First, all of the individual’s ties to the solid are severed. And then he is immersed in a viscous but compact molasses from which he can never escape and which will exhaust him to death.
Let’s understand each other. Putin is not progressive. But as a good former member of the KGB and an expert on the underbelly of real communism, he knows the destructive potential of progressivism.
And that’s why he encourages it (in the West, not in Russia).
Because no society destroys itself faster than the one that destroys itself..
***
Sameera Khan’s tweet reminded me of Instagram face. The aesthetic canon of our time.
THE Instagram face It’s that supposedly perfect face that thousands of women seek through cosmetic surgery: high cheekbones, voluminous lips, feline eyes, small nose and flawless skin.
It’s an aesthetic inspired by Instagram filters and celebrities like Kylie Jenner any Bella Hadid.

Or rather, in the cosmetic surgery operations that Jenner and Hadid had.
In fact, many Instagram filters (and many other similar apps) are named after celebrities that inspire them: Kylie Filter, Bella Filter.
The numbers are impressive. In Spain alone, more than 300,000 cosmetic surgery operations are performed every year. More than 800 daily.
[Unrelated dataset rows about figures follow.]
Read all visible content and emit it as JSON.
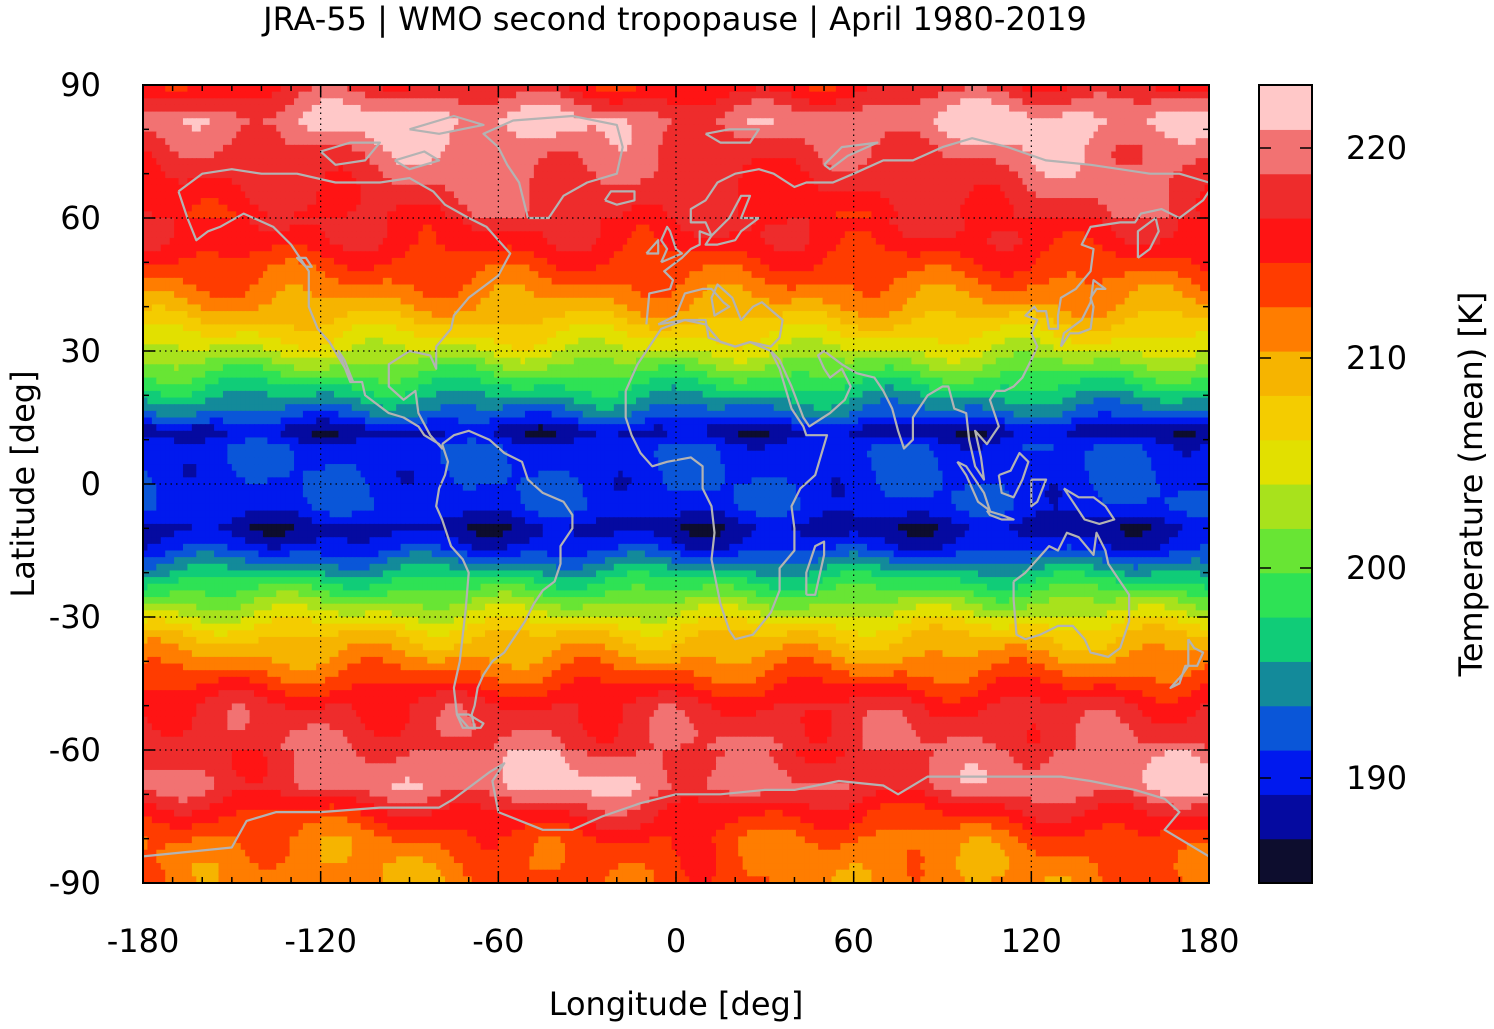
{
  "chart_data": {
    "type": "heatmap",
    "title": "JRA-55 | WMO second tropopause | April 1980-2019",
    "xlabel": "Longitude [deg]",
    "ylabel": "Latitude [deg]",
    "colorbar_label": "Temperature (mean) [K]",
    "xlim": [
      -180,
      180
    ],
    "ylim": [
      -90,
      90
    ],
    "x_ticks": [
      -180,
      -120,
      -60,
      0,
      60,
      120,
      180
    ],
    "y_ticks": [
      90,
      60,
      30,
      0,
      -30,
      -60,
      -90
    ],
    "x_tick_labels": [
      "-180",
      "-120",
      "-60",
      "0",
      "60",
      "120",
      "180"
    ],
    "y_tick_labels": [
      "90",
      "60",
      "30",
      "0",
      "-30",
      "-60",
      "-90"
    ],
    "grid": true,
    "colorbar": {
      "range": [
        185,
        223
      ],
      "ticks": [
        220,
        210,
        200,
        190
      ],
      "tick_labels": [
        "220",
        "210",
        "200",
        "190"
      ],
      "colors": [
        "#0d0d2e",
        "#050aa0",
        "#0019ee",
        "#0a56d8",
        "#138a9a",
        "#10cc78",
        "#2ee255",
        "#68e534",
        "#a8e21c",
        "#e2e000",
        "#f4cc00",
        "#f6b400",
        "#ff7d00",
        "#ff3c00",
        "#ff1414",
        "#ee2c2c",
        "#f27272",
        "#ffc8c8"
      ]
    },
    "lat_profile": [
      [
        90,
        216
      ],
      [
        82,
        221
      ],
      [
        75,
        219
      ],
      [
        68,
        218
      ],
      [
        62,
        217
      ],
      [
        55,
        216
      ],
      [
        50,
        214
      ],
      [
        45,
        212
      ],
      [
        40,
        210
      ],
      [
        35,
        207
      ],
      [
        30,
        204
      ],
      [
        25,
        200
      ],
      [
        20,
        196
      ],
      [
        15,
        192
      ],
      [
        12,
        188
      ],
      [
        8,
        191
      ],
      [
        0,
        191
      ],
      [
        -5,
        191
      ],
      [
        -10,
        188
      ],
      [
        -14,
        190
      ],
      [
        -18,
        194
      ],
      [
        -22,
        198
      ],
      [
        -28,
        203
      ],
      [
        -34,
        208
      ],
      [
        -40,
        211
      ],
      [
        -45,
        214
      ],
      [
        -50,
        217
      ],
      [
        -55,
        218
      ],
      [
        -62,
        219
      ],
      [
        -68,
        220
      ],
      [
        -74,
        216
      ],
      [
        -80,
        213
      ],
      [
        -86,
        212
      ],
      [
        -90,
        212
      ]
    ],
    "coastline_color": "#b3b3b3"
  }
}
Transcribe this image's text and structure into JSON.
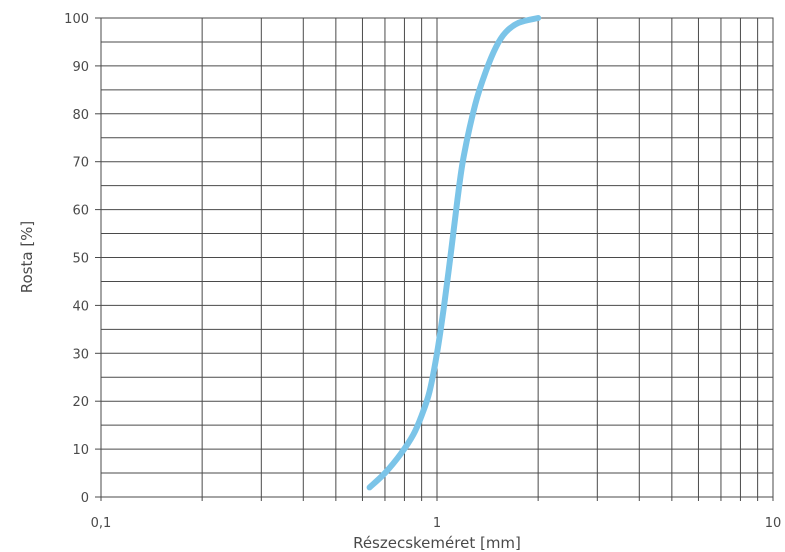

Between 30 and 50% more than just five years ago.
85% of customers are women.
30% of customers are under thirty years old.
One in four patients under the age of thirty requests surgery, using an Instagram filter as a model.
Bichectomies (cheek sucking) have increased by 400% in the last five years.
THE fox eye lift (almond-shaped eyes so that they tilt upwards like those of Megan Foxthe registered trademark of Instagram face), 250%.
Russian lips (hyaluronic acid injections that lift and define heart-shaped lips, like those of Irina Shayk), 180%.
The result is visible.
Actresses who, after surgery, look like a totally different person, like Bela Thorne, Amelia Gray Hamlin, Demi Lovato any Erin Moriarty.
Clone celebrities (Kendall Jenner and Emily Ratajkowski, Anya Taylor-Joy and Zoe Kravitz, Margot Robbie and Jaime Pressly).
Middle-aged women with faces in which any distinguishing features have been erased (Madonna It’s the archetype, but Meg Ryan, Uma Thurman any Nicole Kidman fit the mold).

‘Body Positive’ cover of Cosmopolitan magazine.
All of this is promoted by means that oscillate between the veneration of lifestyles that are clearly toxic to health (such as body positive) and the idealization of an aesthetic that aims to sublimate natural feminine beauty, when in fact she exalts her surgical modification, turning her into an ugly caricature of herself.
Something much appreciated, in fact, by a trans movement that finds it much easier to replicate Victoria Kjær Theilvig’s beauty precisely because it is artificial. that Sydney Sweeney’s natural beauty, impossible to imitate even by the best surgeon on the planet.
In reality, in the field of aesthetic surgery, a phenomenon that we experience today in many other fields is only repeated: that of aesthetic homogenization. Which is an ideological project in itself.
The deeper we delve into globalization, which in theory would place within our reach a practically infinite supply of cultural and intellectual products, the more reality has become uniform. Have you ever had the feeling, when walking through the center of a European city, that you could be in any other identical city in any other European country?
This is aesthetic homogenization.
Multiculturalism, globalization and technology have led us to a smaller, uglier and more impersonal world, where it is increasingly difficult to find something (a face, a song, a book, an idea). that escapes the mold of that lowest common denominator that is ugliness.
And this common minimum is ideological, yes. But above all aesthetic. Because aesthetics is ideology. And ugliness and poverty are two sides of the same globalist coin.
Elections are not won at the polls. They are achieved by annihilating the souls of those who vote.